The group is aiming now to focus on its Environmental and Textiles products, where it is very advanced, but it still plans to work with customers in Elastomers and Composites, such as bicycle tyre manufacturer Vittoria, and spectacle makers such as Italy’s Luxottica.
Vittoria was the first manufacturer to use Directa’s products, firstly in a carbon fibre wheel, and then in “intelligent” bicycle tyres.
These stay very hard when rolling, but soft when braking, and were used at the Rio Olympics, where cyclists won four medals using them.

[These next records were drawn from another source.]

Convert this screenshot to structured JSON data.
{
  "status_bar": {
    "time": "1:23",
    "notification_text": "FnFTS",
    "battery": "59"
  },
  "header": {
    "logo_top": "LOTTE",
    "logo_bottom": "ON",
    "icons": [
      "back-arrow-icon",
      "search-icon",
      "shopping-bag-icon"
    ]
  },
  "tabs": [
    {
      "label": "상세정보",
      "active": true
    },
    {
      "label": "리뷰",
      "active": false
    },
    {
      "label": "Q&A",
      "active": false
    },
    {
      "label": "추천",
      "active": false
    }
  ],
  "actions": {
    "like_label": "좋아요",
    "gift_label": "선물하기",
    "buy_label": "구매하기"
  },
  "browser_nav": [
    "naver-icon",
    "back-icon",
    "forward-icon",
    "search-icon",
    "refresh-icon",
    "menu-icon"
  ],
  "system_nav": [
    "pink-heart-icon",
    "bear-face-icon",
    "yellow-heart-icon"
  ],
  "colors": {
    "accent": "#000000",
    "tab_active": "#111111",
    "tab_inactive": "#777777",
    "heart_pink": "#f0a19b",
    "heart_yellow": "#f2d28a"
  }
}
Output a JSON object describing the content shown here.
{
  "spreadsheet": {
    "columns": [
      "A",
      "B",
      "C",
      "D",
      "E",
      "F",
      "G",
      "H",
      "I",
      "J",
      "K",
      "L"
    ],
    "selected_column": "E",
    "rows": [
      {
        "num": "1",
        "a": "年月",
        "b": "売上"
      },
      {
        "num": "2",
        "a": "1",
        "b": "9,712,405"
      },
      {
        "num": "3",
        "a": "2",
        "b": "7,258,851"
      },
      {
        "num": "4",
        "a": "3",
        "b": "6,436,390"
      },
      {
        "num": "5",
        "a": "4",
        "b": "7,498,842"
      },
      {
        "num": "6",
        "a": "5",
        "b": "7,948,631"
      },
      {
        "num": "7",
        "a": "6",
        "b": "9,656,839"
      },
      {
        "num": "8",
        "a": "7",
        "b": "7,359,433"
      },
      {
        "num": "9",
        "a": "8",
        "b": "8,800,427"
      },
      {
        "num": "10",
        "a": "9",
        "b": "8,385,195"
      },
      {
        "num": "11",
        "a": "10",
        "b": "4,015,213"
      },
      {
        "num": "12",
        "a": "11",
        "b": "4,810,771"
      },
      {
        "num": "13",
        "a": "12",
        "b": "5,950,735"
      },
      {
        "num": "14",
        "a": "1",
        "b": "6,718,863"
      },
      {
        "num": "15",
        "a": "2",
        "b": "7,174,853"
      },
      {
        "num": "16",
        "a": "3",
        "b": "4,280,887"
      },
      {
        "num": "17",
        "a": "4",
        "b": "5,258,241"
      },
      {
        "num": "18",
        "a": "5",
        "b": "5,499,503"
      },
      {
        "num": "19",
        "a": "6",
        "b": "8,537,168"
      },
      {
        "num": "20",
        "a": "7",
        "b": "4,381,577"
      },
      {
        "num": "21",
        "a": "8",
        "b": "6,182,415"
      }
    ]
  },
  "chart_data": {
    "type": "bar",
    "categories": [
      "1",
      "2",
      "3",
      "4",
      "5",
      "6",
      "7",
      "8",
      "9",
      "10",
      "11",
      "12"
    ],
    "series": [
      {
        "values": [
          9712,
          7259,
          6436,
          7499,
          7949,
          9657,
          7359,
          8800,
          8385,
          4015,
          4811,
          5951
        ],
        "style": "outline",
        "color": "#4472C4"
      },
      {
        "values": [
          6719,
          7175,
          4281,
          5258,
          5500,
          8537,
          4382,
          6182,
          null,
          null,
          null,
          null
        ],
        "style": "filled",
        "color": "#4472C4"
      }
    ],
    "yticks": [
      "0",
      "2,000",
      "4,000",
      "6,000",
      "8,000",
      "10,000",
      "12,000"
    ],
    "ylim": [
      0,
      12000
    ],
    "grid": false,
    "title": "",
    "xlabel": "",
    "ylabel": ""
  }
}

Directa Plus just received anther order to supply 250 kilos of the company's Graphene Plus (G+) for incorporation into Vittoria's range of graphene-enhanced bicycle tyres and wheels.
Elsewhere, the French ski team uses a downhill suit made by joint venture partner Colmar using Directa’s graphene product, tested in wind tunnels to improve performance.
Lots of new partners
Shares in graphene specialists, including Directa, have lost some of the oomph as progress across the sector has been slower than expected.
Directa itself though has been busy tacking on deals across a variety of sectors and has signed up for a pilot for a new type of asphalt with road surface group Iterchemica – think roads without potholes of cracks.
Workwear manufacturer Alfredo Grassi agreed a contract worth €600,000 over 18 months for a range of graphene –enhanced uniforms while Italian oil giant Eni is collaborating on the Grafysorber oil decontaminator.
Revenues in the six months to June 30 were a modest €0.3mln (H1 2016: €0.4mln) due to a reduction in volume of sales in the bicycle tyre market, but Directa expects to double that figure in the second half.
At 47.8p, Directa is worth £21.7mln.